Every step we take moves us further along
By Morf Morford
Tacoma Daily Index
“How did you go bankrupt?”
Two ways. Gradually, then suddenly.”
– Ernest Hemingway, The Sun Also Rises
Many years ago I worked for a local entrepreneur. That was long before anyone used that term. He had opened and run, and lost several businesses over several decades.
He used to say that it took him twenty years to make his first million dollars – and eighteen months to earn the second million.
On that scale of things, that’s how it works; momentum is accumulated and, once a certain point is reached, the near gravitational pull takes over and, almost like a law of physics, wealth is accumulated.

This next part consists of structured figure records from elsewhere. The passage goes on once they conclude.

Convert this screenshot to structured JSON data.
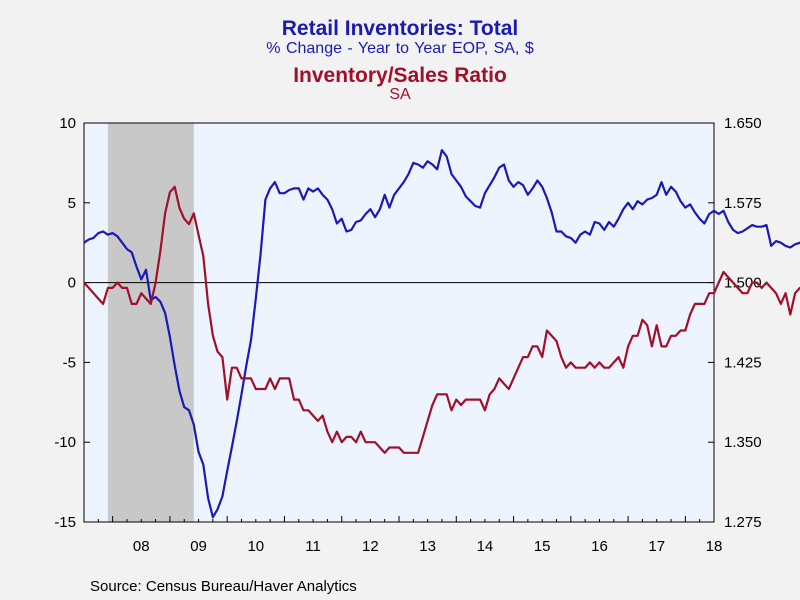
{
  "titles": {
    "line1": "Retail Inventories: Total",
    "line2": "% Change - Year to Year     EOP, SA, $",
    "line3": "Inventory/Sales Ratio",
    "line4": "SA"
  },
  "source": "Source:  Census Bureau/Haver Analytics",
  "colors": {
    "series1": "#1a1ab4",
    "series2": "#a0102a",
    "recession": "#c8c8c8",
    "plot_bg": "#eef4fe"
  },
  "chart_data": {
    "type": "line",
    "x_axis": {
      "start": 2007.5,
      "end": 2018.5,
      "tick_labels": [
        "08",
        "09",
        "10",
        "11",
        "12",
        "13",
        "14",
        "15",
        "16",
        "17",
        "18"
      ]
    },
    "y_left": {
      "ylim": [
        -15,
        10
      ],
      "ticks": [
        "10",
        "5",
        "0",
        "-5",
        "-10",
        "-15"
      ]
    },
    "y_right": {
      "ylim": [
        1.275,
        1.65
      ],
      "ticks": [
        "1.650",
        "1.575",
        "1.500",
        "1.425",
        "1.350",
        "1.275"
      ]
    },
    "recession": [
      2007.917,
      2009.417
    ],
    "zero_line": 0,
    "series": [
      {
        "name": "Retail Inventories: Total",
        "axis": "left",
        "start": 2007.5,
        "step": 0.08333,
        "values": [
          2.5,
          2.7,
          2.8,
          3.1,
          3.2,
          3.0,
          3.1,
          2.9,
          2.5,
          2.1,
          1.9,
          1.0,
          0.2,
          0.8,
          -1.1,
          -0.9,
          -1.2,
          -1.9,
          -3.4,
          -5.2,
          -6.8,
          -7.8,
          -8.0,
          -8.9,
          -10.6,
          -11.4,
          -13.5,
          -14.7,
          -14.2,
          -13.4,
          -11.8,
          -10.3,
          -8.7,
          -7.0,
          -5.2,
          -3.6,
          -1.0,
          1.8,
          5.2,
          5.9,
          6.3,
          5.6,
          5.6,
          5.8,
          5.9,
          5.9,
          5.2,
          5.9,
          5.7,
          5.9,
          5.5,
          5.2,
          4.6,
          3.7,
          4.0,
          3.2,
          3.3,
          3.8,
          3.9,
          4.3,
          4.6,
          4.1,
          4.6,
          5.5,
          4.7,
          5.5,
          5.9,
          6.3,
          6.8,
          7.5,
          7.4,
          7.2,
          7.6,
          7.4,
          7.1,
          8.3,
          7.9,
          6.8,
          6.4,
          6.0,
          5.4,
          5.1,
          4.8,
          4.7,
          5.6,
          6.1,
          6.6,
          7.2,
          7.4,
          6.4,
          6.0,
          6.3,
          6.1,
          5.5,
          5.9,
          6.4,
          6.0,
          5.3,
          4.4,
          3.2,
          3.2,
          2.9,
          2.8,
          2.5,
          3.0,
          3.2,
          3.0,
          3.8,
          3.7,
          3.3,
          3.8,
          3.5,
          4.0,
          4.6,
          5.0,
          4.6,
          5.1,
          4.9,
          5.2,
          5.3,
          5.5,
          6.3,
          5.5,
          6.0,
          5.7,
          5.1,
          4.7,
          4.9,
          4.4,
          4.0,
          3.7,
          4.3,
          4.5,
          4.3,
          4.5,
          3.8,
          3.3,
          3.1,
          3.2,
          3.4,
          3.6,
          3.5,
          3.5,
          3.6,
          2.3,
          2.6,
          2.5,
          2.3,
          2.2,
          2.4,
          2.5,
          2.3,
          1.6,
          2.0,
          2.3,
          2.2,
          1.7,
          2.3
        ]
      },
      {
        "name": "Inventory/Sales Ratio",
        "axis": "right",
        "start": 2007.5,
        "step": 0.08333,
        "values": [
          1.5,
          1.495,
          1.49,
          1.485,
          1.48,
          1.495,
          1.495,
          1.5,
          1.495,
          1.495,
          1.48,
          1.48,
          1.49,
          1.485,
          1.48,
          1.5,
          1.53,
          1.565,
          1.585,
          1.59,
          1.57,
          1.56,
          1.555,
          1.565,
          1.545,
          1.525,
          1.48,
          1.45,
          1.435,
          1.43,
          1.39,
          1.42,
          1.42,
          1.41,
          1.41,
          1.41,
          1.4,
          1.4,
          1.4,
          1.41,
          1.4,
          1.41,
          1.41,
          1.41,
          1.39,
          1.39,
          1.38,
          1.38,
          1.375,
          1.37,
          1.375,
          1.36,
          1.35,
          1.36,
          1.35,
          1.355,
          1.355,
          1.35,
          1.36,
          1.35,
          1.35,
          1.35,
          1.345,
          1.34,
          1.345,
          1.345,
          1.345,
          1.34,
          1.34,
          1.34,
          1.34,
          1.355,
          1.37,
          1.385,
          1.395,
          1.395,
          1.395,
          1.38,
          1.39,
          1.385,
          1.39,
          1.39,
          1.39,
          1.39,
          1.38,
          1.395,
          1.4,
          1.41,
          1.405,
          1.4,
          1.41,
          1.42,
          1.43,
          1.43,
          1.44,
          1.44,
          1.43,
          1.455,
          1.45,
          1.445,
          1.43,
          1.42,
          1.425,
          1.42,
          1.42,
          1.42,
          1.425,
          1.42,
          1.425,
          1.42,
          1.42,
          1.425,
          1.43,
          1.42,
          1.44,
          1.45,
          1.45,
          1.465,
          1.46,
          1.44,
          1.46,
          1.44,
          1.44,
          1.45,
          1.45,
          1.455,
          1.455,
          1.47,
          1.48,
          1.48,
          1.48,
          1.49,
          1.49,
          1.5,
          1.51,
          1.505,
          1.5,
          1.495,
          1.49,
          1.49,
          1.5,
          1.5,
          1.495,
          1.5,
          1.495,
          1.49,
          1.48,
          1.49,
          1.47,
          1.49,
          1.495,
          1.49,
          1.5,
          1.49,
          1.46,
          1.45,
          1.44,
          1.435,
          1.445,
          1.445,
          1.445,
          1.45,
          1.45,
          1.45,
          1.45,
          1.455,
          1.45,
          1.44,
          1.435,
          1.42,
          1.43
        ]
      }
    ]
  }
}
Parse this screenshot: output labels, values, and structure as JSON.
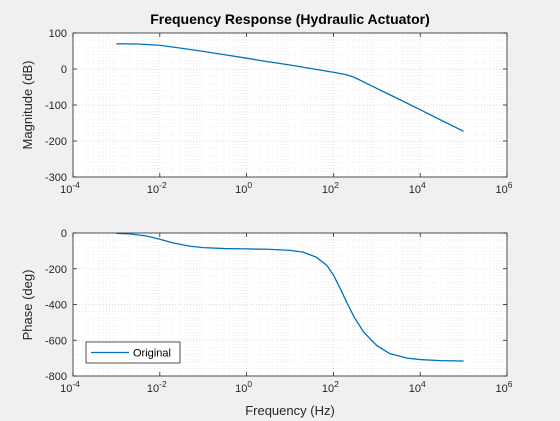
{
  "colors": {
    "line": "#0072BD",
    "axes_bg": "#ffffff",
    "figure_bg": "#f0f0f0",
    "grid": "#d9d9d9",
    "axis": "#262626"
  },
  "chart_data": [
    {
      "type": "line",
      "title": "Frequency Response (Hydraulic Actuator)",
      "xlabel": "",
      "ylabel": "Magnitude (dB)",
      "xscale": "log",
      "xlim": [
        0.0001,
        1000000
      ],
      "ylim": [
        -300,
        100
      ],
      "x_ticks": [
        0.0001,
        0.01,
        1,
        100,
        10000,
        1000000
      ],
      "x_tick_labels": [
        [
          "10",
          "-4"
        ],
        [
          "10",
          "-2"
        ],
        [
          "10",
          "0"
        ],
        [
          "10",
          "2"
        ],
        [
          "10",
          "4"
        ],
        [
          "10",
          "6"
        ]
      ],
      "y_ticks": [
        100,
        0,
        -100,
        -200,
        -300
      ],
      "y_tick_labels": [
        "100",
        "0",
        "-100",
        "-200",
        "-300"
      ],
      "grid": true,
      "series": [
        {
          "x": [
            0.001,
            0.003,
            0.01,
            0.03,
            0.1,
            0.3,
            1,
            3,
            10,
            30,
            100,
            200,
            300,
            1000,
            3000,
            10000,
            30000,
            100000
          ],
          "y": [
            70,
            69.5,
            66,
            58,
            49,
            40,
            30,
            20.5,
            11,
            1.5,
            -9,
            -16,
            -23,
            -54,
            -82,
            -113,
            -142,
            -173
          ]
        }
      ]
    },
    {
      "type": "line",
      "title": "",
      "xlabel": "Frequency (Hz)",
      "ylabel": "Phase (deg)",
      "xscale": "log",
      "xlim": [
        0.0001,
        1000000
      ],
      "ylim": [
        -800,
        0
      ],
      "x_ticks": [
        0.0001,
        0.01,
        1,
        100,
        10000,
        1000000
      ],
      "x_tick_labels": [
        [
          "10",
          "-4"
        ],
        [
          "10",
          "-2"
        ],
        [
          "10",
          "0"
        ],
        [
          "10",
          "2"
        ],
        [
          "10",
          "4"
        ],
        [
          "10",
          "6"
        ]
      ],
      "y_ticks": [
        0,
        -200,
        -400,
        -600,
        -800
      ],
      "y_tick_labels": [
        "0",
        "-200",
        "-400",
        "-600",
        "-800"
      ],
      "grid": true,
      "legend": {
        "position": "bottom-left",
        "entries": [
          "Original"
        ]
      },
      "series": [
        {
          "name": "Original",
          "x": [
            0.001,
            0.002,
            0.005,
            0.01,
            0.02,
            0.05,
            0.1,
            0.3,
            1,
            3,
            10,
            20,
            40,
            70,
            100,
            150,
            200,
            300,
            500,
            1000,
            2000,
            5000,
            10000,
            30000,
            100000
          ],
          "y": [
            -2,
            -5,
            -17,
            -35,
            -55,
            -74,
            -82,
            -87,
            -89,
            -91,
            -97,
            -107,
            -135,
            -180,
            -235,
            -320,
            -385,
            -470,
            -555,
            -630,
            -675,
            -700,
            -708,
            -714,
            -716
          ]
        }
      ]
    }
  ]
}
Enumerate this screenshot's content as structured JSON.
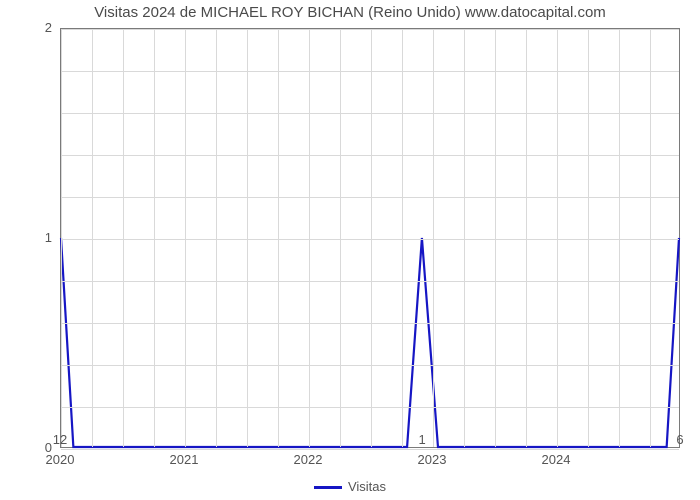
{
  "chart": {
    "type": "line",
    "title": "Visitas 2024 de MICHAEL ROY BICHAN (Reino Unido) www.datocapital.com",
    "title_fontsize": 15,
    "title_color": "#4a4a4a",
    "background_color": "#ffffff",
    "plot_border_color": "#7a7a7a",
    "grid_color": "#d9d9d9",
    "axis_label_color": "#555555",
    "axis_label_fontsize": 13,
    "x": {
      "min": 2020,
      "max": 2025,
      "ticks": [
        2020,
        2021,
        2022,
        2023,
        2024
      ],
      "minor_per_major": 4,
      "minor_grid": true
    },
    "y": {
      "min": 0,
      "max": 2,
      "ticks": [
        0,
        1,
        2
      ],
      "minor_per_major": 5,
      "minor_grid": true
    },
    "series": [
      {
        "name": "Visitas",
        "color": "#1616c4",
        "line_width": 2.2,
        "data_labels_color": "#555555",
        "points": [
          {
            "x": 2020.0,
            "y": 1.0,
            "label": "12"
          },
          {
            "x": 2020.1,
            "y": 0.0
          },
          {
            "x": 2022.8,
            "y": 0.0
          },
          {
            "x": 2022.92,
            "y": 1.0,
            "label": "1"
          },
          {
            "x": 2023.05,
            "y": 0.0
          },
          {
            "x": 2024.9,
            "y": 0.0
          },
          {
            "x": 2025.0,
            "y": 1.0,
            "label": "6"
          }
        ]
      }
    ],
    "legend": {
      "position": "bottom-center",
      "items": [
        {
          "label": "Visitas",
          "color": "#1616c4"
        }
      ]
    }
  }
}
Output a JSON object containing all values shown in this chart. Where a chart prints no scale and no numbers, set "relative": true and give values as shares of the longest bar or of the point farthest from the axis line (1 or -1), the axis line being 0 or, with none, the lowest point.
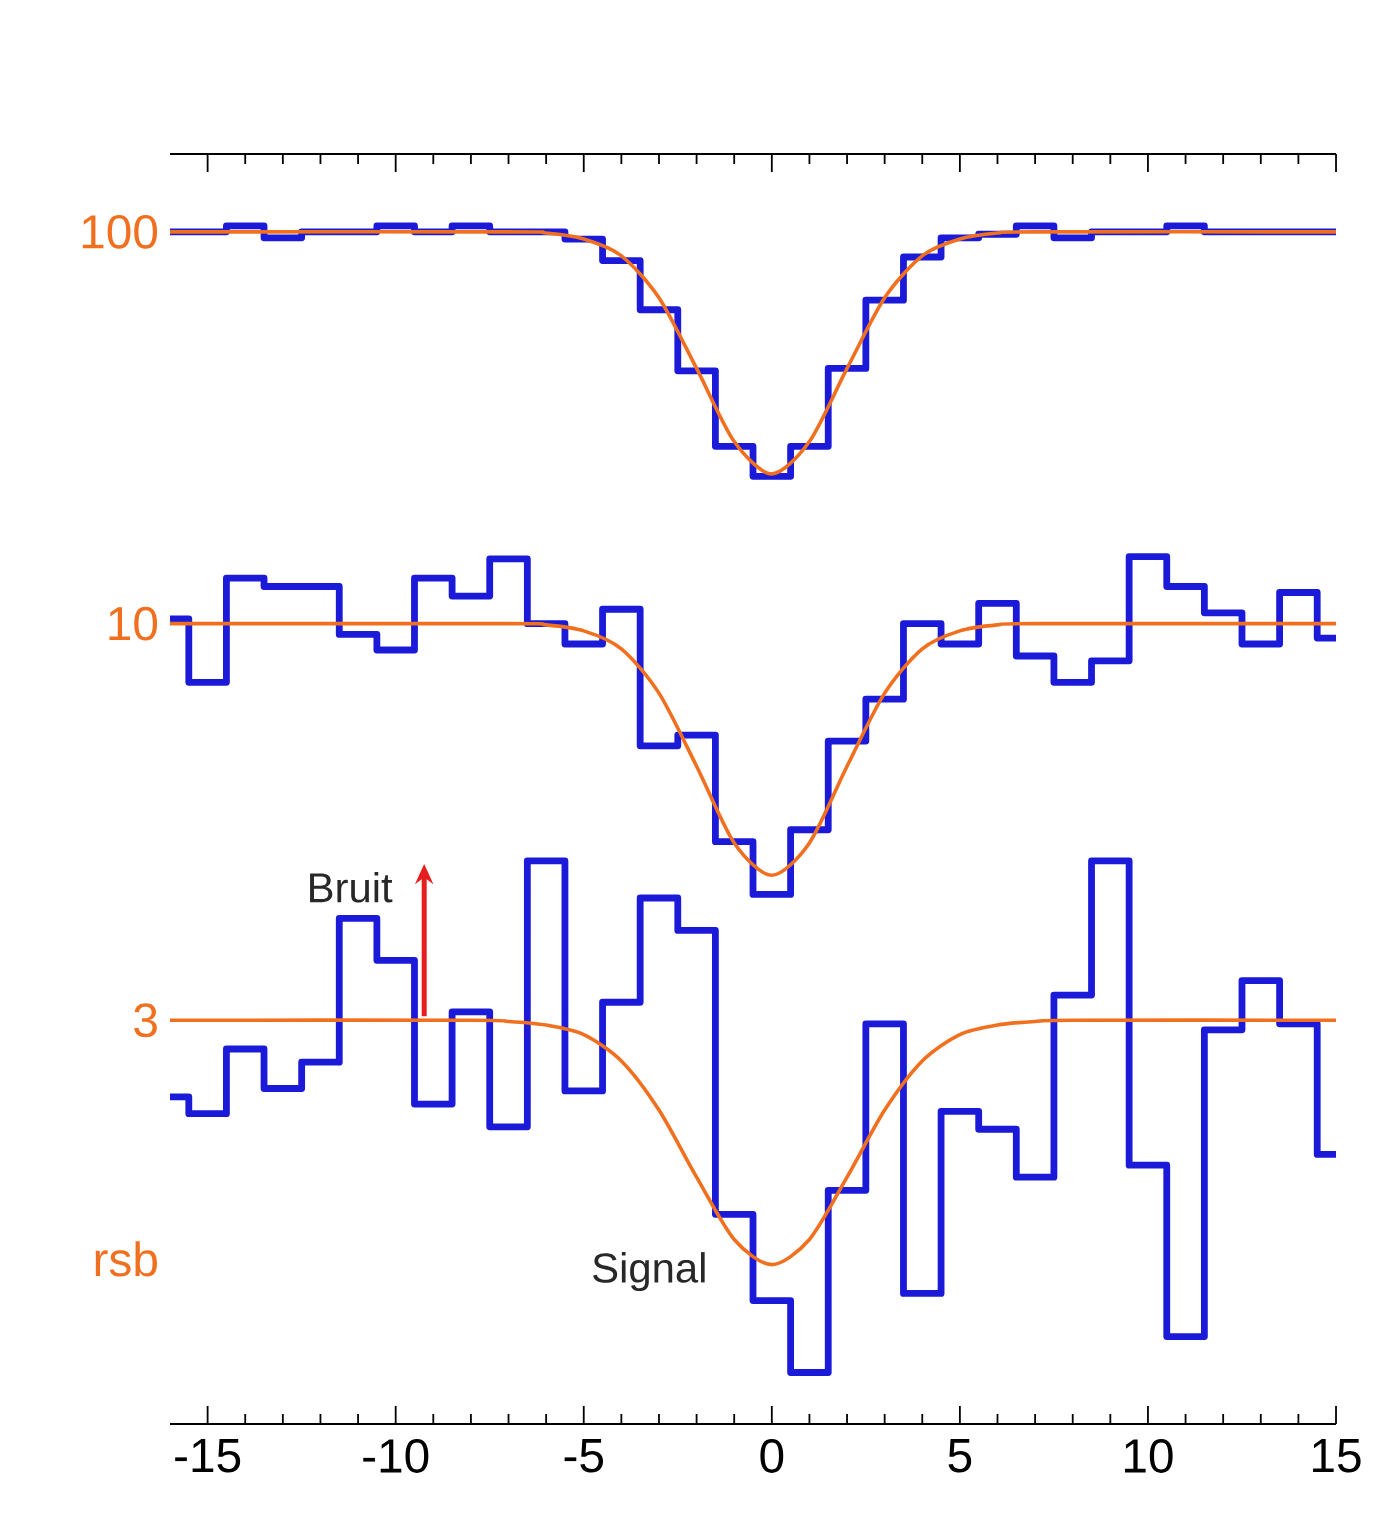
{
  "chart_data": {
    "type": "step",
    "relative": true,
    "xlim": [
      -16,
      15
    ],
    "xticks": [
      -15,
      -10,
      -5,
      0,
      5,
      10,
      15
    ],
    "ylabel": "rsb",
    "marker": "none",
    "line_style": "solid",
    "x": [
      -16,
      -15,
      -14,
      -13,
      -12,
      -11,
      -10,
      -9,
      -8,
      -7,
      -6,
      -5,
      -4,
      -3,
      -2,
      -1,
      0,
      1,
      2,
      3,
      4,
      5,
      6,
      7,
      8,
      9,
      10,
      11,
      12,
      13,
      14,
      15
    ],
    "series": [
      {
        "color": "#1a1ad8",
        "values": [
          0.995,
          0.995,
          1.0,
          0.99,
          0.995,
          0.995,
          1.0,
          0.995,
          1.0,
          0.995,
          0.995,
          0.989,
          0.971,
          0.93,
          0.879,
          0.816,
          0.791,
          0.816,
          0.881,
          0.938,
          0.974,
          0.99,
          0.993,
          1.0,
          0.99,
          0.995,
          0.995,
          1.0,
          0.995,
          0.995,
          0.995,
          0.995
        ]
      },
      {
        "color": "#1a1ad8",
        "values": [
          0.672,
          0.619,
          0.706,
          0.699,
          0.699,
          0.659,
          0.646,
          0.706,
          0.691,
          0.722,
          0.668,
          0.651,
          0.68,
          0.566,
          0.575,
          0.486,
          0.442,
          0.496,
          0.57,
          0.605,
          0.668,
          0.651,
          0.685,
          0.641,
          0.619,
          0.637,
          0.724,
          0.699,
          0.677,
          0.651,
          0.694,
          0.656
        ]
      },
      {
        "color": "#1a1ad8",
        "values": [
          0.273,
          0.259,
          0.313,
          0.28,
          0.302,
          0.422,
          0.387,
          0.267,
          0.344,
          0.248,
          0.47,
          0.278,
          0.352,
          0.439,
          0.412,
          0.175,
          0.103,
          0.043,
          0.195,
          0.334,
          0.109,
          0.261,
          0.246,
          0.206,
          0.358,
          0.47,
          0.216,
          0.073,
          0.329,
          0.37,
          0.334,
          0.225
        ]
      },
      {
        "type": "line",
        "name": "100",
        "color": "#f07020",
        "x": [
          -16,
          -7,
          -6,
          -5,
          -4,
          -3,
          -2,
          -1,
          0,
          1,
          2,
          3,
          4,
          5,
          6,
          7,
          15
        ],
        "values": [
          0.995,
          0.995,
          0.994,
          0.989,
          0.975,
          0.94,
          0.881,
          0.82,
          0.793,
          0.82,
          0.881,
          0.94,
          0.975,
          0.989,
          0.994,
          0.995,
          0.995
        ]
      },
      {
        "type": "line",
        "name": "10",
        "color": "#f07020",
        "x": [
          -16,
          -7,
          -6,
          -5,
          -4,
          -3,
          -2,
          -1,
          0,
          1,
          2,
          3,
          4,
          5,
          6,
          7,
          15
        ],
        "values": [
          0.668,
          0.668,
          0.667,
          0.662,
          0.647,
          0.61,
          0.549,
          0.485,
          0.458,
          0.485,
          0.549,
          0.61,
          0.647,
          0.662,
          0.667,
          0.668,
          0.668
        ]
      },
      {
        "type": "line",
        "name": "3",
        "color": "#f07020",
        "x": [
          -16,
          -8,
          -7,
          -6,
          -5,
          -4,
          -3,
          -2,
          -1,
          0,
          1,
          2,
          3,
          4,
          5,
          6,
          7,
          8,
          15
        ],
        "values": [
          0.337,
          0.337,
          0.336,
          0.333,
          0.325,
          0.303,
          0.262,
          0.206,
          0.154,
          0.133,
          0.154,
          0.206,
          0.262,
          0.303,
          0.325,
          0.333,
          0.336,
          0.337,
          0.337
        ]
      }
    ],
    "annotations": [
      "Bruit",
      "Signal"
    ]
  }
}
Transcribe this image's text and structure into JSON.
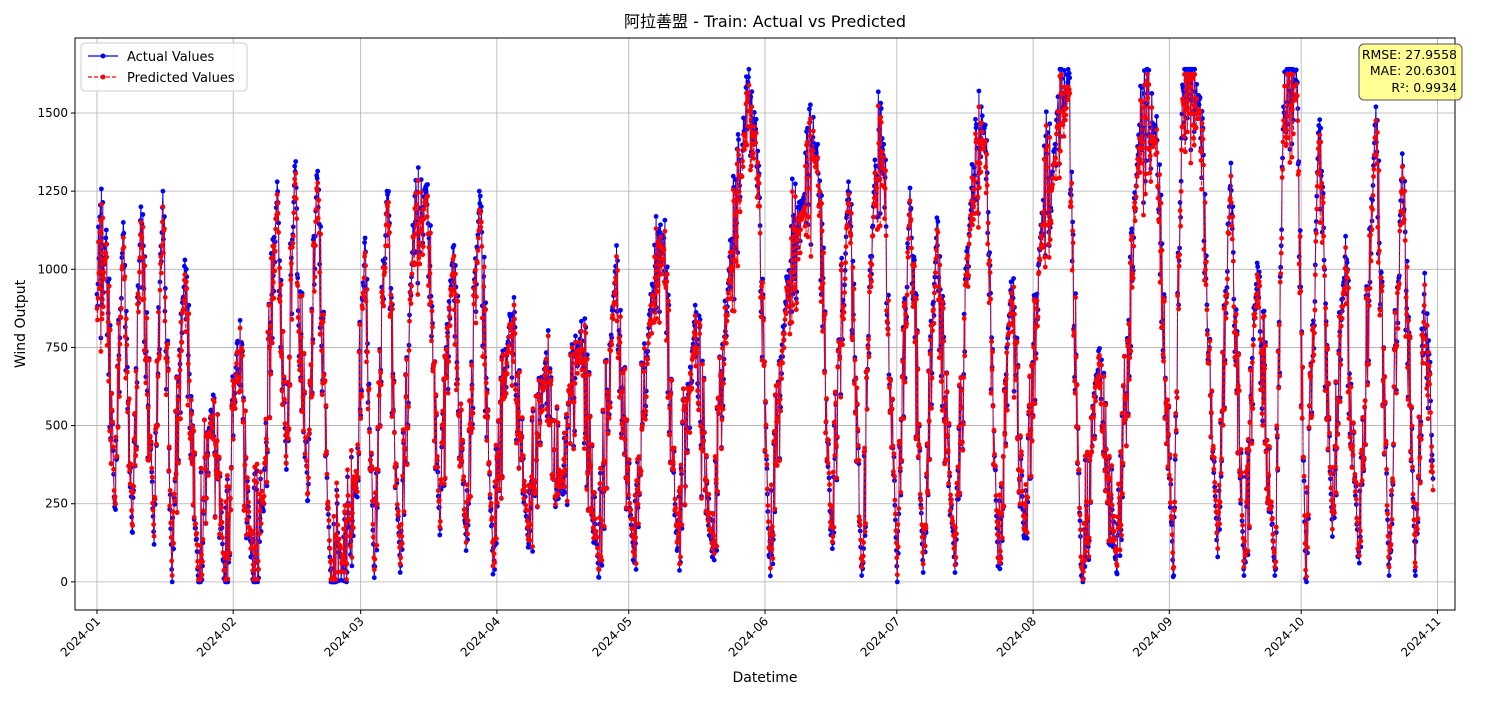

This principle holds in the opposite direction as well.
Business are rarely driven into bankruptcy – or individuals into homelessness – by one decision. It is the slow, barely noticeable movement, the “death by a thousand cuts” that takes its toll.
This is true in health as well. One cigarette is essentially harmless – maybe even one a day. But several a day, especially over a lifetime, take an immeasurable toll on one’s health.
You could make the argument that anything, from vaping to soft drinks, to narcotics, used once, have little to no impact on health.
But, if you know anyone who has a history of using those things, they don’t do it once; they do it daily – even constantly throughout the day.
There’s an old saying about addicts – they never get a day off.
Addicts, like the most diligent worker-bees, are absolutely focused. There was a popular book a few years ago titled “The purpose driven life” by Rick Warren.
For the most part it is a very good book that helps readers clarify their purpose in life which helps them focus on decisions that in turn, guides them towards their goals.
This too has a dark side. Drug addicts, like no one else I have ever encountered, have a “purpose driven life” – they know, with absolute precision, what their goal for the day, the week, even the rest of their life will be. The search for drugs trumps all else.
Food, sleep, personal integrity, even physical safety are all eagerly compromised – even traded – for drugs.
I’ve often wondered how it is that so many sacrifice so much – even their lives – for something so ephemeral – even self-destructive – while so few dedicate much thought or preparation to the most important, and time-dominating, aspects of life – like careers and relationships.
No one decides to be an addict, or homeless, or in a terrible relationship, or even a dead-end job.
We just find ourselves there.
A few, or a hundred, small decisions got us there. The vast majority of those decisions were things we didn’t even think about. They were just habits and familiar things we found ourselves doing.
The catastrophe came upon us when we weren’t looking.
Oddly enough, wealth and poverty, good health and addiction all have this in common.
They are the accumulated result of thousands of small decisions and actions that suddenly solidify and become, seemingly, irreversible and inevitable.
The trickle becomes a flood.
Banking collapses occur in the same way. Currency crises strike in the same way. Empires collapse in the same way. They all happen gradually… and then suddenly. Sometimes overnight.
History is packed with examples of entire nations and cultures that have suffered this fate, from the collapse of the Soviet Union in 1991 to the fall of ancient empires from the Mayans, the Romans, the Assyrians, the Ottomans and many more.
Looking back, of course, each step toward the cliff is visible, if not obvious.
No single step was fatal, or even alarming, or perhaps even worth noting.
But it was a step further along a journey that, looking back, seems inevitable.
As we all know, Mt. Rainier is covered in glaciers. Twenty-five to be precise. Mount Rainier’s glaciers are important indicators of climatic change and essential sources of water, supporting five major river systems.
Every living thing, from humans, and salmon to orcas and the Salish Sea itself, depends on the continuing health of those glaciers.
Our local glaciers, like those around the world, are melting at a far faster rate than scientists had projected just a few years ago.
Like a financial recession, or even a depression, there is no one thing any one of us, as individuals, could have done, or even should do now.
It is the weight and impact of our accumulated actions – millions of us, over a few centuries, that have contributed in ways – and produced results – few of us could ever have imagined.
Poverty and wealth are both cumulative.
There’s another saying about drug addicts. Hard drug use is described as “riding the tiger”and the proverb is “He who rides the tiger never gets off”.
We, and those before us, made decisions regarding energy use and production, infrastructure development, financial investment, dependence on fossil fuels and basic lifestyle choices (like smoking, driving individual cars and near-constant use of plastics) that future generations will have to live with.
And they will marvel at our cavalier indifference to the burdens we have left for them.
How do cultures, civilizations, businesses, relationships and yes, environmental systems collapse?
“Two ways. Gradually, then suddenly.”